RALEIGH — Hubert Fort, the band director at Raleigh Moravian Church, wryly observed “this will be an Easter to remember” shortly before leading the church’s nearly-50-piece wind ensemble in another hymn.
During this particular Easter Sunday sunrise service, an al fresco affair held at the Oakwood Cemetery downtown, the heavenly blend of the instruments – trumpets, trombones, tubas, flutes and more – was accompanied by the steady drumbeat of rain on umbrellas held aloft by members of the congregation.
However, many of the band members, daunted by the difficulties of playing their parts while balancing an umbrella, proceeded without any overhead protection.
Nick Shore, 33, an environmental consultant who played alto saxophone, was thankful that a woman stepped up halfway through the service to share her umbrella.
“Some years it is freezing cold. Some years it is quite nice. Some years it is raining,” Shore said philosophically.
Indeed, the rainfall didn’t stop Shore and his wife, Mary Frances, 32, from getting their 3-and-a-half-year-old twins – Tovah and Zoe – up before the crack of dawn so that they could attend the service as a family.
Mary Frances maneuvered the twins in a stroller while also wielding an umbrella as a shield for the three of them.
She and her husband saw the service as a valued tradition they didn’t want to miss.
“It’s something I have done since I was a kid,” said Nick Shore, who made his debut in a Moravian Church band at age 10. “Easter and Christmas, you’re at the church or in the cemetery.”
‘With the church triumphant’
Holding Easter sunrise services at a cemetery is a Moravian tradition dating back to 1732, with the idea that a place of burial was a fitting site for the celebration of the resurrection of Jesus Christ.
“The Lord is risen!” the Rev. Craig Troutman proclaimed shortly after dawn at Sunday’s service.
“The Lord is risen indeed!” replied the congregation.
“It’s a celebration of the resurrection,” Troutman said in an interview. “It’s the idea of worshipping, as we say in the liturgy, worshipping with the church triumphant in heaven as well as the church on earth. So there is that sense standing among the markers of those members of our congregation who have died.”
The rain reduced Sunday’s game, but soggy turnout, to about half its typical size, Troutman said.

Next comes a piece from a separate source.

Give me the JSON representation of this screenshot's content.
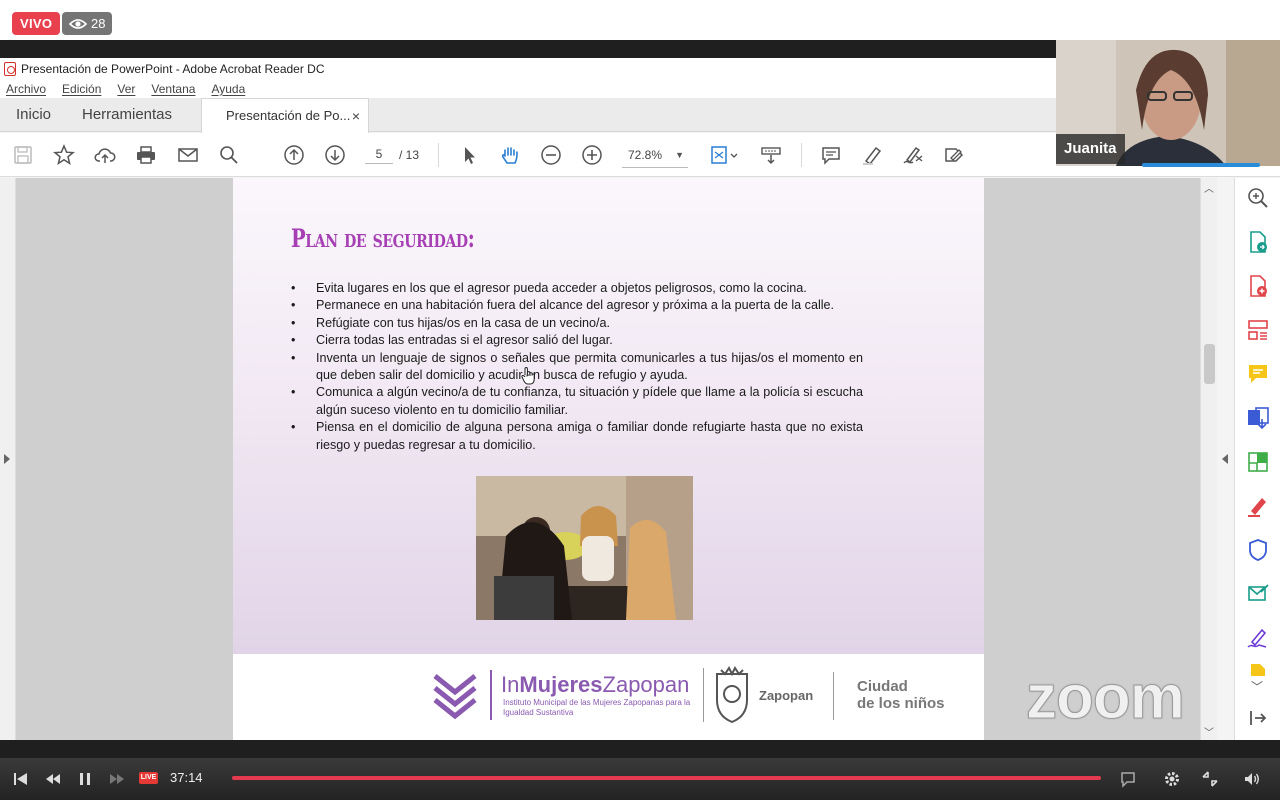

The service began at the top of the hill at Oakwood, but about 25 minutes in the congregation processed to the section of the cemetery reserved for Moravian Church members – a section known as “God’s Acre.” As they walked the band, which had split into four separate groups, played antiphonally – one group playing a part, another group responding.
No ‘choirs’ in Oakwood
In many Moravian burial sites – although not at Oakwood – the members of the church are buried in what are called “choirs,” said Fort, the band director who’s a technical engineer at IBM during the week.
“By that I mean, single women are together, single men are together, married women are together, little boys, little girls, that kind of thing,” said Fort, a second-generation Moravian band director.
“The tradition is, these choirs have a song or a hymn associated with them,” Fort said. “As we move from one section to the other, those are the hymns we’re playing.”
Fort’s 23-year-old daughter, Kekka, an accounting major at N.C. State University, played flute in the band Sunday alongside her fiancé, Nate Klingerman, also 23, who came in from Charlotte for the weekend.
Kekka Fort said that, when she was a youngster, she never really got the notion of a graveyard being a scary place. “Growing up Moravian, we spend Easter in the graveyard,” she said. “And so, to me, graveyards are a happy place where you’re celebrating life.”
She admitted to being a bit daunted, though, at the prospect of rain ruining the pads on the keys of her flute on Sunday. That’s why she was one of the few band members who balanced an umbrella while playing and marching – especially challenging when flipping sheet music.
“I was trying to keep the flute dry,” she said. “I didn’t care if I got wet.”
Blessedly for all concerned, Sunday morning’s rain arguably wasn’t at its worst until shortly after the service ended. Then, if you will, the heavens opened up.